My friend calls the latter, collectively, "the beast," but nonetheless says:

"I know what they are as human beings. The new leader - God help me and help them all! - is a former spy, a young, disciplined, non-drinking man, reared in the milieu of the KGB, born at roughly the same time as the wealthy Texan he is going to meet but born in Russian poverty.

"Born in the ugly poverty of Leningrad's communal apartments, shared by several families, a poverty the boy from Texas and his parents could never have imagined, a hell of common life (I used to see it when I visited classmates), in which creatures fought for space in a small kitchen, a tiny bathroom and for such hot water as existed.

"Wishing to succeed, the young man volunteers for the KGB very early, undoubtedly expecting a romantic life of adventure. He soon learns to develop a professional second self, to live a double life, and he is a success, is noted and is awarded by assignment with the Communist secret police, the Stasi, in East Germany.

"Going abroad in those days, when even East Germany was 'abroad' and Russia was all but completely shut off from the rest of the world, was a revelation for the young man. He learned German very well. That was another revelation, opening another civilization and world to him. He may have gone on missions to rich West Germany. Whatever he learned, he kept in his heart.

"In those days we were taught that the U.S.S.R. was the center of the world, center of a Ptolemaic system. 'Abroad' in my youth meant a different galaxy. We were not meant to live there.

"My old nanny, who was completely apolitical, had an adult son who was a specialist in milk production and was sent on an official mission to Denmark in the 1950s. He returned deeply depressed. He told his mother: 'That was my first and last trip abroad. Their animals live better than people do in our villages here.'

"These experiences are vital.
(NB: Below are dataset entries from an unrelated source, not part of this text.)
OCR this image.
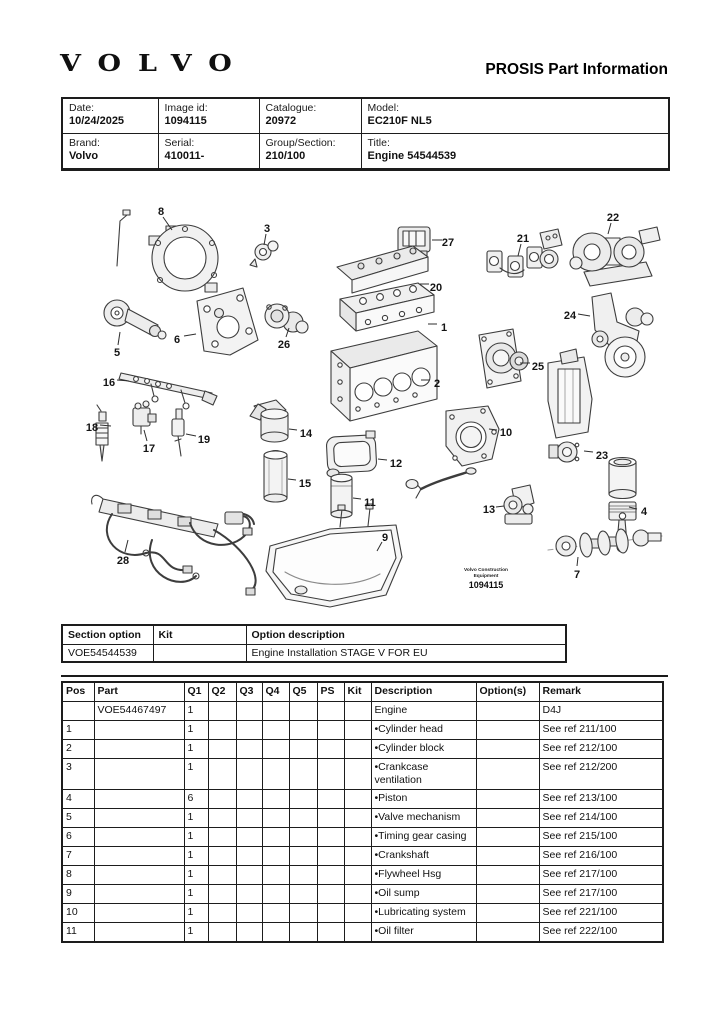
VOLVO	PROSIS Part Information
Date:
10/24/2025	Image id:
1094115	Catalogue:
20972	Model:
EC210F NL5

Brand:
Volvo	Serial:
410011-	Group/Section:
210/100	Title:
Engine 54544539
8
3
27
20
1
2
21
22
24
25
5
6	26
16
18
17
19
28
14
15
12
11
9
10
13
23
4
7
Volvo Construction
Equipment
1094115
Section option	Kit	Option description
VOE54544539		Engine Installation STAGE V FOR EU
Pos	Part	Q1	Q2	Q3	Q4	Q5	PS	Kit	Description	Option(s)	Remark
	VOE54467497	1							Engine		D4J
1		1							•Cylinder head		See ref 211/100
2		1							•Cylinder block		See ref 212/100
3		1							•Crankcase ventilation		See ref 212/200
4		6							•Piston		See ref 213/100
5		1							•Valve mechanism		See ref 214/100
6		1							•Timing gear casing		See ref 215/100
7		1							•Crankshaft		See ref 216/100
8		1							•Flywheel Hsg		See ref 217/100
9		1							•Oil sump		See ref 217/100
10		1							•Lubricating system		See ref 221/100
11		1							•Oil filter		See ref 222/100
Once you have seen such things they remain deep in your subconscious. They remain with Putin now as he travels all over the world. He understands poverty, as the boy from Texas could never understand.

"The naïveté of the rich boy blinds him. Only someone totally innocent of poverty could drop food parcels on the Afghans at the same time as bombing them. "Putin clearly wants to make Russia a great power again, but this is a goal he can't speak about. He needs the United States and has quickly gone aboard the anti-terrorism bandwagon. The world will forget Chechnya. He can become bolder with the leaders of the ex-Soviet Islamic nations - whose independence will be short-lived. They, too, will eventually be proclaimed 'terrorists.'

"Putin has big ambitions. They may also prove unrealizable. He knows that, too. He might be satisfied if he could give his people lives in decency and comfort. Today the president of Russia wants his country to be able to live in that other, once forbidden galaxy. "But even to think this way makes him trouble in Russia. He is caught between his two aspects. He is loyal to the old superpower and to the idea of Russia as world power. On the other hand he is a modern man. That makes him distrusted in his own country and the ally of the West against his own country's past.

"He has his dream of restoring Russia's lost status. That could turn the United States against him. His formation has prepared him to live with these dualities, this ambiguity. But they are dangerous and make enemies."